6 Now, this divine Trinity has a likeness in the human mind which we can consider. For the mind itself, because it understands itself, conceives within itself a word. And this is nothing but the intelligible intention of the mind, which is called the mind understood and exists within the mind. When this mind further loves itself, it produces its very self in the will as beloved. Of course, it does not proceed further within itself, but the cycle is concluded when by love it returns to the very substance from which the proceeding began by the intention understood.
The proceeding extends to external effects when from love of itself it proceeds to make something. Thus, three things are discovered in the mind: the mind itself, the source of the proceeding, existing in its nature; and mind conceived in the intellect; and mind beloved in the will. For all that, these three are not one nature, for the mind’s act of understanding is not its being; and its will act is neither its being, nor its act of understanding. For this reason, also, the mind understood and the mind beloved are not persons, since they are not subsisting. Even the mind itself existing in its nature is not a person, for it is not the whole which subsists, but a part of the subsistent; namely, of the man.

That is a very long bit of Aquinas, so a shorter extract from Calvin, on where humility comes from: self examination, and a honest assessment of our state.

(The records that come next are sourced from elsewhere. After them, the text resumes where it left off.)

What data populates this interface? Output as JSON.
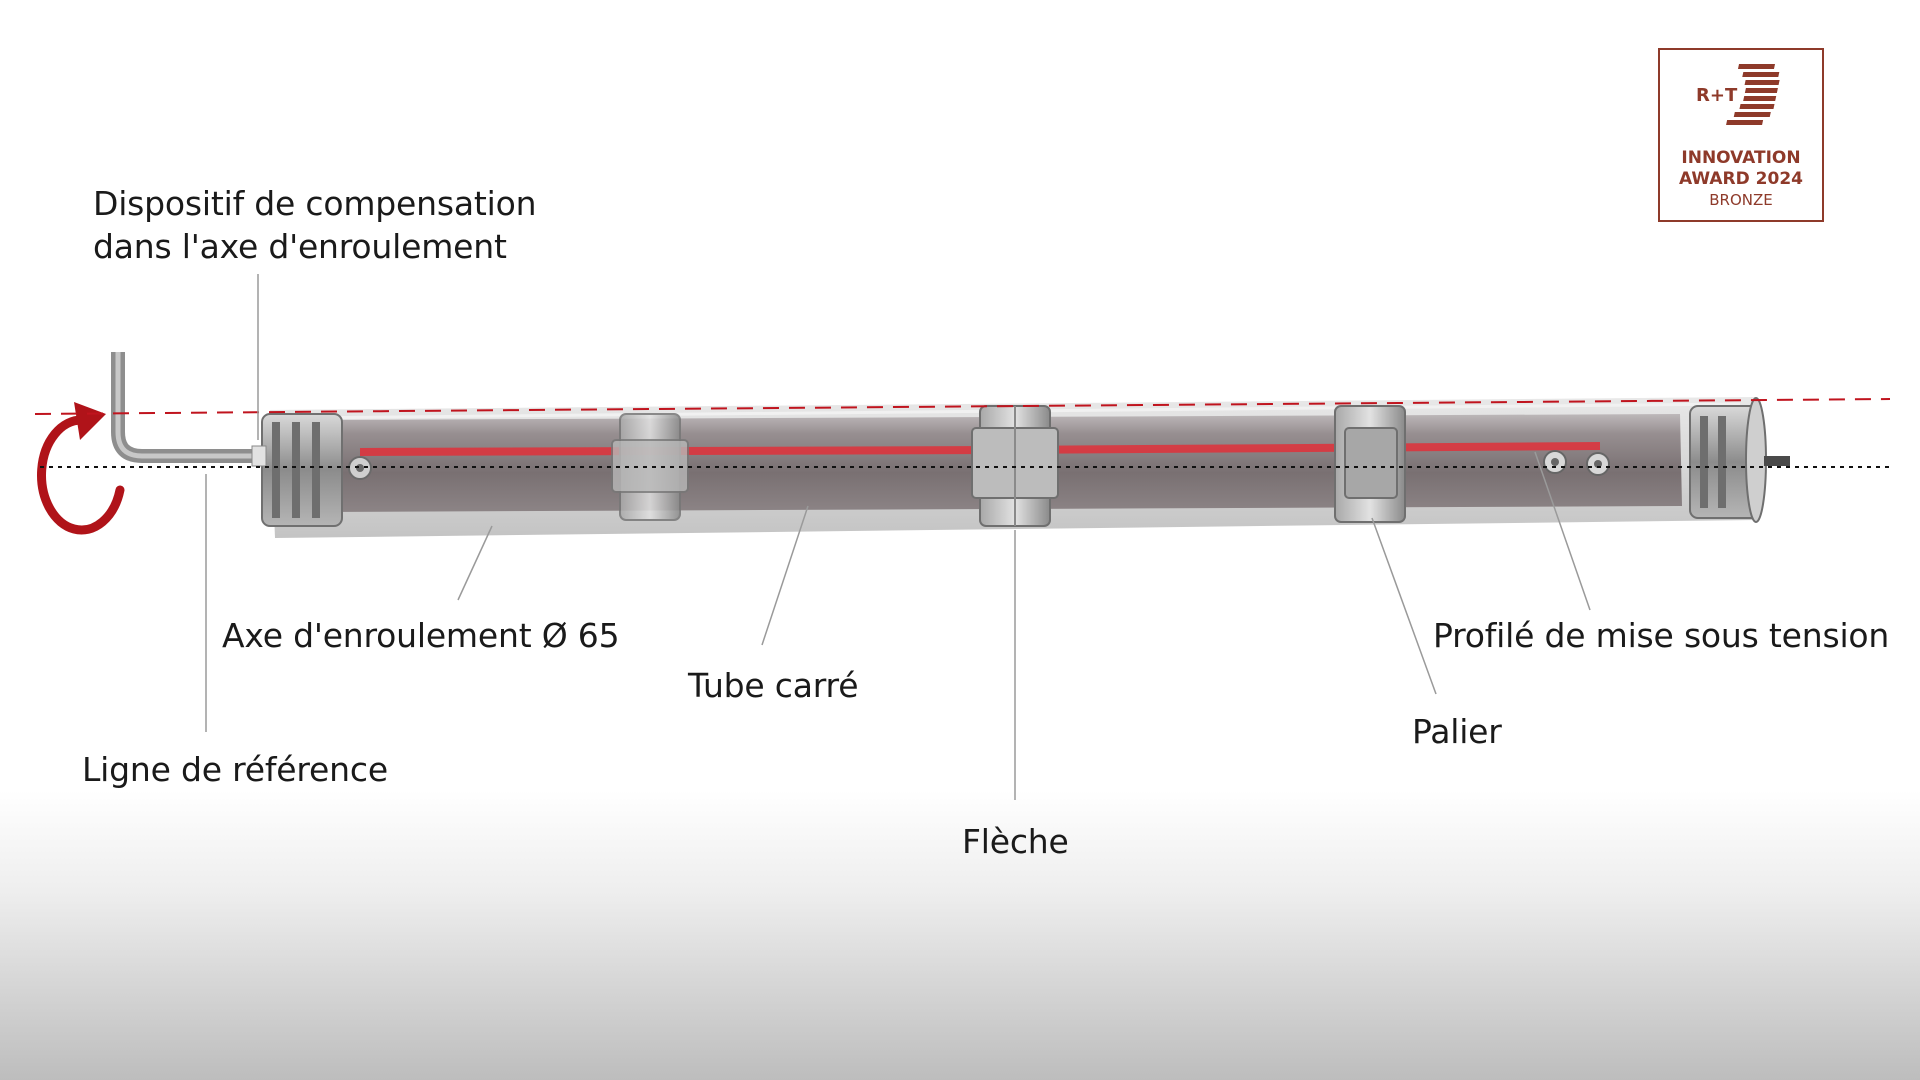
{
  "labels": {
    "compensation_line1": "Dispositif de compensation",
    "compensation_line2": "dans l'axe d'enroulement",
    "axe": "Axe d'enroulement  Ø 65",
    "tube": "Tube carré",
    "ligne": "Ligne de référence",
    "fleche": "Flèche",
    "palier": "Palier",
    "profile": "Profilé de mise sous tension"
  },
  "badge": {
    "brand": "R+T",
    "line1": "INNOVATION",
    "line2": "AWARD 2024",
    "line3": "BRONZE"
  },
  "colors": {
    "accent_red": "#c0141e",
    "badge_brown": "#8e3a2a",
    "leader_gray": "#9a9a9a"
  }
}
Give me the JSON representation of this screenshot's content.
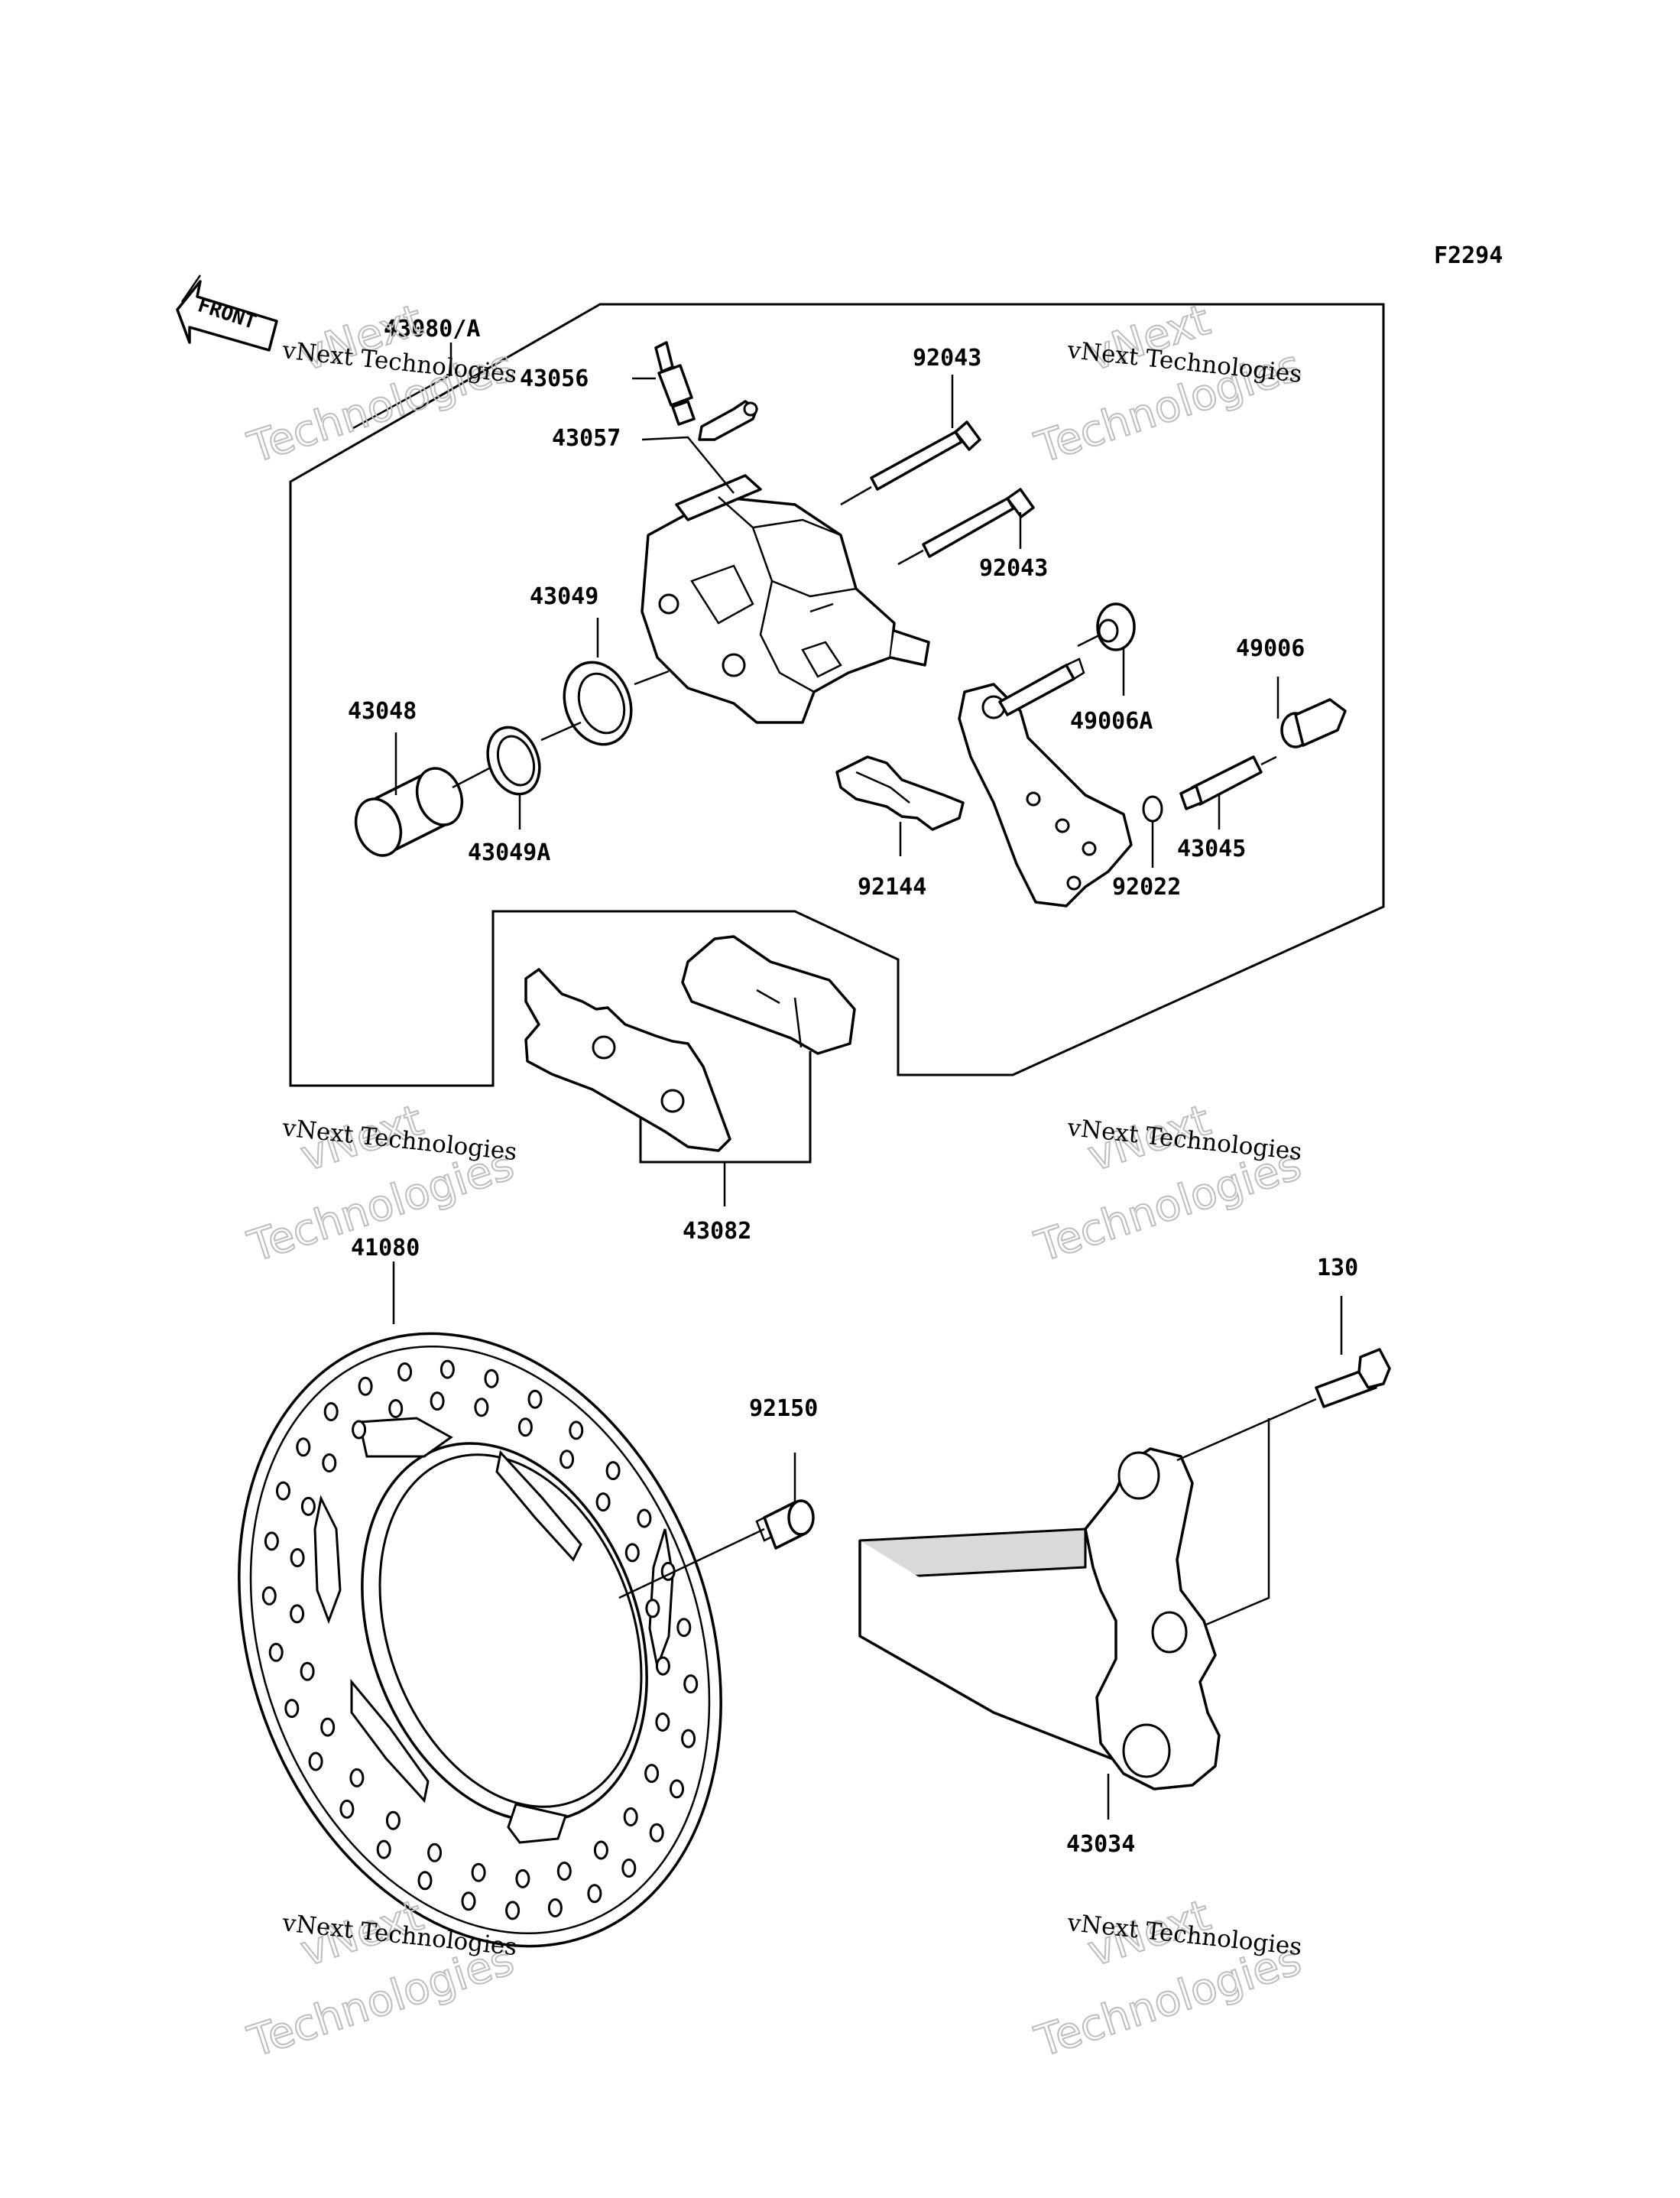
{
  "figure_code": "F2294",
  "front_label": "FRONT",
  "watermark": {
    "line1": "vNext Technologies",
    "line2a": "vNext",
    "line2b": "Technologies"
  },
  "parts": {
    "p43080A": "43080/A",
    "p43056": "43056",
    "p43057": "43057",
    "p92043a": "92043",
    "p92043b": "92043",
    "p43049": "43049",
    "p43048": "43048",
    "p43049A": "43049A",
    "p49006": "49006",
    "p49006A": "49006A",
    "p43045": "43045",
    "p92022": "92022",
    "p92144": "92144",
    "p43082": "43082",
    "p41080": "41080",
    "p92150": "92150",
    "p130": "130",
    "p43034": "43034"
  }
}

I have always been exceedingly delighted with the words of Chrysostom, "The foundation of our philosophy is humility;" and still more with those of Augustine, "As the orator, when asked, What is the first precept in eloquence? answered, Delivery: What is the second? Delivery: What the third? Delivery: so, if you ask me in regard to the precepts of the Christian Religion, I will answer, first, second, and third, Humility." By humility he means not when a man, with a consciousness of some virtue, refrains from pride, but when he truly feels that he has no refuge but in humility. This is clear from another passage, "Let no man," says he, "flatter himself: of himself he is a devil: his happiness he owes entirely to God. What have you of your own but sin? Take your sin which is your own; for righteousness is of God." Again, "Why presume so much on the capability of nature? It is wounded, maimed, vexed, lost. The thing wanted is genuine confession, not false defence." "When any one knows that he is nothing in himself, and has no help from himself, the weapons within himself are broken, and the war is ended." All the weapons of impiety must be bruised, and broken, and burnt in the fire; you must remain unarmed, having no help in yourself. The more infirm you are, the more the Lord will sustain you. So, in expounding the seventieth Psalm, he forbids us to remember our own righteousness, in order that we may recognise the righteousness of God, and shows that God bestows his grace upon us, that we may know that we are nothing; that we stand only by the mercy of God, seeing that in ourselves eve are altogether wicked. Let us not contend with God for our right, as if anything attributed to him were lost to our salvation. As our insignificance is his exaltation, so the confession of our insignificance has its remedy provided in his mercy. I do not ask, however, that man should voluntarily yield without being convinced, or that, if he has any powers, he should shut his eyes to them, that he may thus be subdued to true humility; but that getting quit of the disease of self-love and ambition, under the blinding of which he thinks of himself more highly than he ought to think, he may see himself as he really is, by looking into the faithful mirror of Scripture.

Pride, self pride and self esteem are lethal. Yes we were made in the image of God, but that image is now broken, and we have become fools.

All I know is right now the stupid is really hurting.